Reformuler la gratitude et la plainte

Si malgré tout quelqu’un accepte cette charge, notre regard doit rester double. D’un côté, il y a une gratitude mesurée pour le courage qu’il faut peut-être pour endosser un rôle si dangereux. De l’autre, il y a une plainte anticipée pour l’inévitable injustice qu’entraîne n’importe quelle grande décision. On devrait cesser de tresser des couronnes de laurier et apprendre à offrir des boucliers de frein. Moins d’applaudissements, plus de garde-fous. Moins de tapis rouges, plus de ralentisseurs moraux. La grandeur ne se mesure pas au nombre de décisions prises, mais au nombre de décisions que l’on a résisté à prendre. Il y a plus de valeur à ne pas nuire qu’à agir pour briller.

Redéfinir le succès

La réussite politique ne devrait pas être une courbe de croissance ni un compteur de réformes. Elle devrait se définir par la densité de prudence injectée dans l’appareil, par la quantité de souffrances évitées, par le nombre de tentations de puissance auxquelles on a survécu. Un bon dirigeant ne maximise pas l’empreinte de sa volonté. Il minimise l’empreinte de ses erreurs. Le critère dominant n’est pas l’ampleur, mais la réversibilité. Ce qui peut être corrigé vaut mieux que ce qui impressionne. Ce qui protège des inconnus vaut mieux que ce qui fascine les proches. Et si l’on ne peut éviter l’irréversible, qu’au moins il soit strictement nécessaire, sous des raisons dont la nécessité a été testée contre les passions, contre l’ivresse de l’Histoire, contre la fierté primitive.

Conclusion

La course au Léviathan s’explique moins par l’amour du bien que par l’amour de signes qui y ressemblent. On veut sentir la maîtrise, se protéger des menaces diffuses, planer au dessus des inconnus, inscrire son nom dans le récit, circuler dans les salons où le respect se distribue par rang, goûter la fierté d’être en haut. Tout cela compose un bouquet d’émotions primitives et superficielles. Rien de cela n’augmente la justice. Tout de cela augmente le risque d’injustice.

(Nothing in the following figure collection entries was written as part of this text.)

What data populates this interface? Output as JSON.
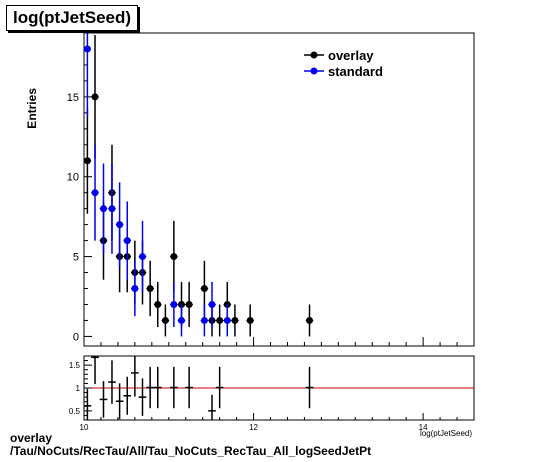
{
  "title": "log(ptJetSeed)",
  "footer": {
    "line1": "overlay",
    "line2": "/Tau/NoCuts/RecTau/All/Tau_NoCuts_RecTau_All_logSeedJetPt"
  },
  "colors": {
    "overlay": "#000000",
    "standard": "#0000ee",
    "ratio_line": "#cc0000"
  },
  "chart_data": [
    {
      "type": "scatter",
      "title": "log(ptJetSeed)",
      "ylabel": "Entries",
      "xlabel": "log(ptJetSeed)",
      "xlim": [
        10,
        14.6
      ],
      "ylim": [
        -0.6,
        19
      ],
      "yticks": [
        0,
        5,
        10,
        15
      ],
      "legend": "top-right",
      "series": [
        {
          "name": "overlay",
          "color": "#000000",
          "points": [
            {
              "x": 10.04,
              "y": 11
            },
            {
              "x": 10.13,
              "y": 15
            },
            {
              "x": 10.23,
              "y": 6
            },
            {
              "x": 10.33,
              "y": 9
            },
            {
              "x": 10.42,
              "y": 5
            },
            {
              "x": 10.51,
              "y": 5
            },
            {
              "x": 10.6,
              "y": 4
            },
            {
              "x": 10.69,
              "y": 4
            },
            {
              "x": 10.78,
              "y": 3
            },
            {
              "x": 10.87,
              "y": 2
            },
            {
              "x": 10.96,
              "y": 1
            },
            {
              "x": 11.06,
              "y": 5
            },
            {
              "x": 11.15,
              "y": 2
            },
            {
              "x": 11.24,
              "y": 2
            },
            {
              "x": 11.42,
              "y": 3
            },
            {
              "x": 11.51,
              "y": 1
            },
            {
              "x": 11.6,
              "y": 1
            },
            {
              "x": 11.69,
              "y": 2
            },
            {
              "x": 11.78,
              "y": 1
            },
            {
              "x": 11.96,
              "y": 1
            },
            {
              "x": 12.66,
              "y": 1
            }
          ]
        },
        {
          "name": "standard",
          "color": "#0000ee",
          "points": [
            {
              "x": 10.04,
              "y": 18
            },
            {
              "x": 10.13,
              "y": 9
            },
            {
              "x": 10.23,
              "y": 8
            },
            {
              "x": 10.33,
              "y": 8
            },
            {
              "x": 10.42,
              "y": 7
            },
            {
              "x": 10.51,
              "y": 6
            },
            {
              "x": 10.6,
              "y": 3
            },
            {
              "x": 10.69,
              "y": 5
            },
            {
              "x": 11.06,
              "y": 2
            },
            {
              "x": 11.15,
              "y": 1
            },
            {
              "x": 11.42,
              "y": 1
            },
            {
              "x": 11.51,
              "y": 2
            },
            {
              "x": 11.69,
              "y": 1
            }
          ]
        }
      ]
    },
    {
      "type": "scatter",
      "xlim": [
        10,
        14.6
      ],
      "ylim": [
        0.3,
        1.7
      ],
      "xticks": [
        10,
        12,
        14
      ],
      "yticks": [
        0.5,
        1,
        1.5
      ],
      "xlabel": "log(ptJetSeed)",
      "reference_line": 1,
      "points": [
        {
          "x": 10.04,
          "y": 0.61
        },
        {
          "x": 10.13,
          "y": 1.67
        },
        {
          "x": 10.23,
          "y": 0.75
        },
        {
          "x": 10.33,
          "y": 1.13
        },
        {
          "x": 10.42,
          "y": 0.71
        },
        {
          "x": 10.51,
          "y": 0.83
        },
        {
          "x": 10.6,
          "y": 1.33
        },
        {
          "x": 10.69,
          "y": 0.8
        },
        {
          "x": 10.78,
          "y": 1.01
        },
        {
          "x": 10.87,
          "y": 1.01
        },
        {
          "x": 11.06,
          "y": 1.01
        },
        {
          "x": 11.24,
          "y": 1.01
        },
        {
          "x": 11.51,
          "y": 0.5
        },
        {
          "x": 11.6,
          "y": 1.01
        },
        {
          "x": 12.66,
          "y": 1.01
        }
      ]
    }
  ]
}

La vérité la plus simple est aussi la plus rude. Désirer le pouvoir est déjà suspect. Y consentir peut être parfois nécessaire, mais alors comme on accepte une peine, non une récompense. Il faudrait apprendre à plaindre ceux qui s’y risquent, et à louer seulement le courage lucide qui consiste à ne pas se croire à la hauteur d’un fardeau pareil, ou à n’accepter ce fardeau qu’à la condition de le traiter comme un mal inévitable à contenir de toutes ses forces. Tant que cette inversion affective n’aura pas lieu, tant que la fierté dominera la prudence, tant que l’ivresse de l’Histoire l’emportera sur la conscience des innocents, nous continuerons à célébrer ce qui devrait inquiéter, et à nous précipiter vers une responsabilité dont la nature même appelle la retenue.

Arrêter la course, c’est déjà gouverner mieux. Non parce que l’inaction serait une vertu, mais parce que le désir de puissance fausse tout ce qu’il touche. La tâche est claire. Il faut dépouiller le pouvoir de ses ornements, le présenter sans fard à ceux qui le convoitent, et faire de la prudence non un frein honteux, mais l’honneur même de la décision. Alors seulement nous pourrons ouvrir la discussion sérieuse : dans quelles limites, sous quelles garanties, pour quels motifs strictement nécessaires peut-on accepter de tenir, un temps, les commandes d’un mécanisme qui dépasse toute âme raisonnable. Tant que cette question n’est pas traitée, tout le reste n’est que décor.